A moda, porém, muda com o tempo. A partir dos anos 1980, com a ascensão da "casual friday", as vestimentas de trabalho foram flexibilizadas. "Empresas começaram a liberar o terno e gravata e permitir só a camisa pensando que depois do trabalho o empregado ia sair, se divertir", diz João Braga, professor de história da moda na Faap.
No processo seletivo de estágio da rede Ipiranga, a vestimenta flexível foi um dos benefícios anunciados.
Segundo a diretora de pessoas e organização da rede, Luciana Domigala, a abolição total de diretrizes de vestimenta, implementada há dois anos, foi bem recebida pela equipe. "Quanto mais autêntico um funcionário puder ser, melhor ele vai desempenhar as funções", afirma
Esse tipo de abertura deu espaço para o surgimento de novas discussões sobre liberdade individual no trabalho.
Apesar de nem sempre obrigatório, o uso de maquiagem é um dos aspectos mais demandados de funcionárias.
"Costumo passar só protetor solar, mas no meu primeiro dia eu passei corretivo e rímel. Estava me sentindo supermaquiada.
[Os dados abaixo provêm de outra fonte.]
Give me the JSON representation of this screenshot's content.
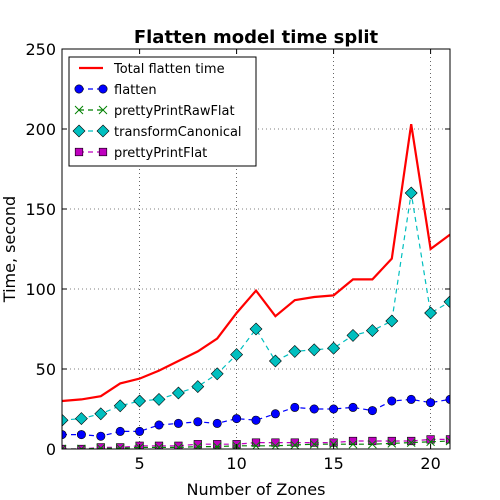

Quando cheguei, a primeira coisa que minha chefe disse é que eu deveria usar mais maquiagem, já que atendíamos aos clientes", conta a arquiteta Caroline, 23, que trabalhava em uma loja de iluminação.
A situação não se restringe ao atendimento --também é comum em escritórios. É o caso de Sílvia, 27, produtora de TV. "Eu ouvi desde 'vai passar uma maquiagem nessa cara' até colegas diretos me incentivando a não comer para perder peso."
A gordofobia, assim como discriminação racial, de gênero e de sexualidade, também aparece na forma de comentários relacionados ao estilo.
Naiara, 23, assistente de operações na indústria química, viu de perto uma situação que considerou discriminatória com uma colega, negra, que havia feito dreadlocks. "Durante o almoço, um funcionário começou a fazer perguntas sobre a higiene do penteado e comentou que, mesmo lavado, aparentava sujeira."
"Se um homem resolve usar saia, batom e unha pintada, ele tem o direito de trabalhar assim", afirma a advogada Fabíola Marques. "E uma empresa não pode exigir alisamento de um funcionário com cabelo crespo. Dependendo da forma como o assunto é abordado, pode ser considerado dano moral e assédio moral", diz.
A consultora de estilo Manu Carvalho, da Faap, afirma que reparar na forma como os chefes e as pessoas que você admira no trabalho se vestem é um bom caminho para entender a forma adequada de se vestir. "Se houver espaço, pense na sua individualidade como algo que pode fortalecer sua posição", diz.
Depois de uma experiência na qual se sentia pressionada a usar maquiagem todos os dias, Maria Thereza deixou a preocupação de lado ao mudar de emprego para uma ONG. "Quando vi que a chefe não usava maquiagem, passei a não usar mais."
Manu Carvalho diz também que não se deve gastar demais no visual. "A moda nunca deve te deixar endividado."
Na pandemia, com o foco na parte superior do corpo, mulheres podem apostar em blusas com tecidos diferentes, brincos e colares. “Na parte de baixo, um short e, nos pés, sandálias tipo Birken ou chinelo”, aconselha.
Os profissionais ouvidos nesta reportagem falaram sob a condição de não revelar seus nomes.